Last weekend, members of Routt County Search and Rescue team were looking for an airplane that crashed. At times, the depths of the forest kept their GPS systems from working.
That's why they need maps.
Search and Rescue workers have about 250 new maps to work with, thanks to the U.S. Forest Service. This week, the service donated the maps, which cover Routt National Forest and some outlying areas.
The maps will be valuable, Dawn Alperti, vice president of Search and Rescue, said Wednesday.
"At least half of our missions end up on National Forest land, so we need the maps," she said.
The Forest Service had a supply of the maps, said Diann Ritschard, public affairs spec-ialist.
"We really want to share them with the county to aid them in their search-and-rescue work," she said.
The quadrangle maps show topographic relief and include details such as streams, mountains, roads, grasslands, along with forest and county and wilderness boundaries.
Forest Service and Search and Rescue officials looked over the maps Wednesday, pointing at features and discussing the benefits of the maps.
"We really appreciate it," said Jim Linville, Search and Rescue team leader.
"We don't have very many opportunities to give things away," replied Kim Vogel, district ranger for the service's Hahn's Peak/Bears Ears district.
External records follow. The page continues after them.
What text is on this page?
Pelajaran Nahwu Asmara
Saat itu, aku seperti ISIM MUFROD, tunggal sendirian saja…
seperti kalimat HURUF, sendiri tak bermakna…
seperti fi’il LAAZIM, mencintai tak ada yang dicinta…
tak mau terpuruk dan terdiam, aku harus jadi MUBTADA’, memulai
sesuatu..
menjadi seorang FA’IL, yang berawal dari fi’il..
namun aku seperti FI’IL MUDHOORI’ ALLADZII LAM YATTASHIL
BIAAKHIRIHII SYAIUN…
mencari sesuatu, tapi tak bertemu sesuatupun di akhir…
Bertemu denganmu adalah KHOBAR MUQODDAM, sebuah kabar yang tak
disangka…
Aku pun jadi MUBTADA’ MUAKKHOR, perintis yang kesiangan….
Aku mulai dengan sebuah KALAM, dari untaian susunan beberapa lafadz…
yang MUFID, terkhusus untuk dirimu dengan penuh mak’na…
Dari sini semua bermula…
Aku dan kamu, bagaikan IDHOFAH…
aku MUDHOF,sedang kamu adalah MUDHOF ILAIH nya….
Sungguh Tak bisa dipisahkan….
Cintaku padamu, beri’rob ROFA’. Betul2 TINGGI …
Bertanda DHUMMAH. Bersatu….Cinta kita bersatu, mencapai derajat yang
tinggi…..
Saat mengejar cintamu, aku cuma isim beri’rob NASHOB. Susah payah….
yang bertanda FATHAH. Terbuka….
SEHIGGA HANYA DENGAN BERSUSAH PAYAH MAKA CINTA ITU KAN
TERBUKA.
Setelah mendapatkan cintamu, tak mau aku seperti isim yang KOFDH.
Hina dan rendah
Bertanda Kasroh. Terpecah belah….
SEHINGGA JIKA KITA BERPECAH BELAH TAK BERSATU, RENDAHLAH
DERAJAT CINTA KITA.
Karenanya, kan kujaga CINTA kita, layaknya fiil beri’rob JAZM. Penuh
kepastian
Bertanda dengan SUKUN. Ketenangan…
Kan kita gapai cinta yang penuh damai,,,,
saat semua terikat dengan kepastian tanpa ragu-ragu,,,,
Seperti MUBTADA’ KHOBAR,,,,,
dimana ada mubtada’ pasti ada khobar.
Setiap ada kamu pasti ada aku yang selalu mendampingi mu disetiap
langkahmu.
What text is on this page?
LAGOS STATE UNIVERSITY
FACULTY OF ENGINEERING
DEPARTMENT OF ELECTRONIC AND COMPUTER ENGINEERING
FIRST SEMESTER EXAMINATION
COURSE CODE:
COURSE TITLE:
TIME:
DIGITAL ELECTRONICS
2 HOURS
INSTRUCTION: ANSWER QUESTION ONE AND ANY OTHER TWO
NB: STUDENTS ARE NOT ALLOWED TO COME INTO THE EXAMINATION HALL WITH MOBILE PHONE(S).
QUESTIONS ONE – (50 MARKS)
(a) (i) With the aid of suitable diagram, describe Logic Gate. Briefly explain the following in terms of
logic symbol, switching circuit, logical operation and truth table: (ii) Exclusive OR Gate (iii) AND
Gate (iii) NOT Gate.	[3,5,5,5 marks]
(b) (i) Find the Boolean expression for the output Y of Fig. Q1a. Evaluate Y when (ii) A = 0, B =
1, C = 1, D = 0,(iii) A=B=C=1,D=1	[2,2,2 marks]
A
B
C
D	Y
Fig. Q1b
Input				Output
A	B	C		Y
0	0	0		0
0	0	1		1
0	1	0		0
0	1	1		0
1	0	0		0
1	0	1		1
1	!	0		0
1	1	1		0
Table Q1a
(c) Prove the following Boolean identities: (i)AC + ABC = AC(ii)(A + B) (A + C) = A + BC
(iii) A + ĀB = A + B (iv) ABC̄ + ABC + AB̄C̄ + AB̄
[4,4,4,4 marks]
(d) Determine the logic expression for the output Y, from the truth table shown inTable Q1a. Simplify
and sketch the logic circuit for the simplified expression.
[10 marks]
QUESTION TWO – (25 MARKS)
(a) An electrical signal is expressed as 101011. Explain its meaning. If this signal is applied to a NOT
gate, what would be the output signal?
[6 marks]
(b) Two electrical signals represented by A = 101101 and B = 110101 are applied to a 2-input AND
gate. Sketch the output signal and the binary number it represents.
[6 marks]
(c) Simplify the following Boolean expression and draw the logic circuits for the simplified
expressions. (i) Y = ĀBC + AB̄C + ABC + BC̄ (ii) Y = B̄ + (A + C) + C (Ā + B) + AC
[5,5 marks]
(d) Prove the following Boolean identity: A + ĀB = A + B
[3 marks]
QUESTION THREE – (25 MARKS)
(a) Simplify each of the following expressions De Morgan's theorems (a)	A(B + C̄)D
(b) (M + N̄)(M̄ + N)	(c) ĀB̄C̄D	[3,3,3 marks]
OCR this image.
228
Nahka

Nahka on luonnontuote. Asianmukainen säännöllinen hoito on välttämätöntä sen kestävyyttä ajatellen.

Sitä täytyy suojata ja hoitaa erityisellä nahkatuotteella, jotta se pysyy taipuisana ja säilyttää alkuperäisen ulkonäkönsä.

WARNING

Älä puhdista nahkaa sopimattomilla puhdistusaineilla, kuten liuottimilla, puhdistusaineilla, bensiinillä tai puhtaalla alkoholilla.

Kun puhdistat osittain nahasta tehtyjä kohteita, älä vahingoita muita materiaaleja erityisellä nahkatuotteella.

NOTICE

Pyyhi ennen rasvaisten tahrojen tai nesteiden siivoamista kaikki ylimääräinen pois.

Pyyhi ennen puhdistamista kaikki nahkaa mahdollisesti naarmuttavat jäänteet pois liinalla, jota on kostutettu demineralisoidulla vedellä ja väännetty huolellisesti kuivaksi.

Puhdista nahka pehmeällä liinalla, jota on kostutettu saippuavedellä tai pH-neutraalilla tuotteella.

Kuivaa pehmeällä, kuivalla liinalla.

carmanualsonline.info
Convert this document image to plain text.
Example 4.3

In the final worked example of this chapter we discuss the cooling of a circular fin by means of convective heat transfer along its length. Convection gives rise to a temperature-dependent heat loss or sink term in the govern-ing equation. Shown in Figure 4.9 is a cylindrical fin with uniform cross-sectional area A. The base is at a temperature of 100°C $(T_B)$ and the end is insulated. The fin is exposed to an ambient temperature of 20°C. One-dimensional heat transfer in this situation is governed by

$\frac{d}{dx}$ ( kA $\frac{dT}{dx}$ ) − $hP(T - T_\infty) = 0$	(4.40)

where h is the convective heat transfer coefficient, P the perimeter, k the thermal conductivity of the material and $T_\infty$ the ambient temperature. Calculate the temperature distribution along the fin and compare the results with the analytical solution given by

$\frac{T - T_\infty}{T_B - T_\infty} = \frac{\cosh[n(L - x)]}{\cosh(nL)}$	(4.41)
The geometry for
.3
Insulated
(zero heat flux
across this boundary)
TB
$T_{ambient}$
Search and Rescue keeps maps for planning and in the organization's bus and truck. The maps disappear or are ruined as teams are sent out in the elements and when other organizations use them.
"They don't last long. We are constantly having to replace or replenish them," Alperti said.
Search and Rescue has performed about 60 missions this year, about twice as many as the total missions for the past couple of years.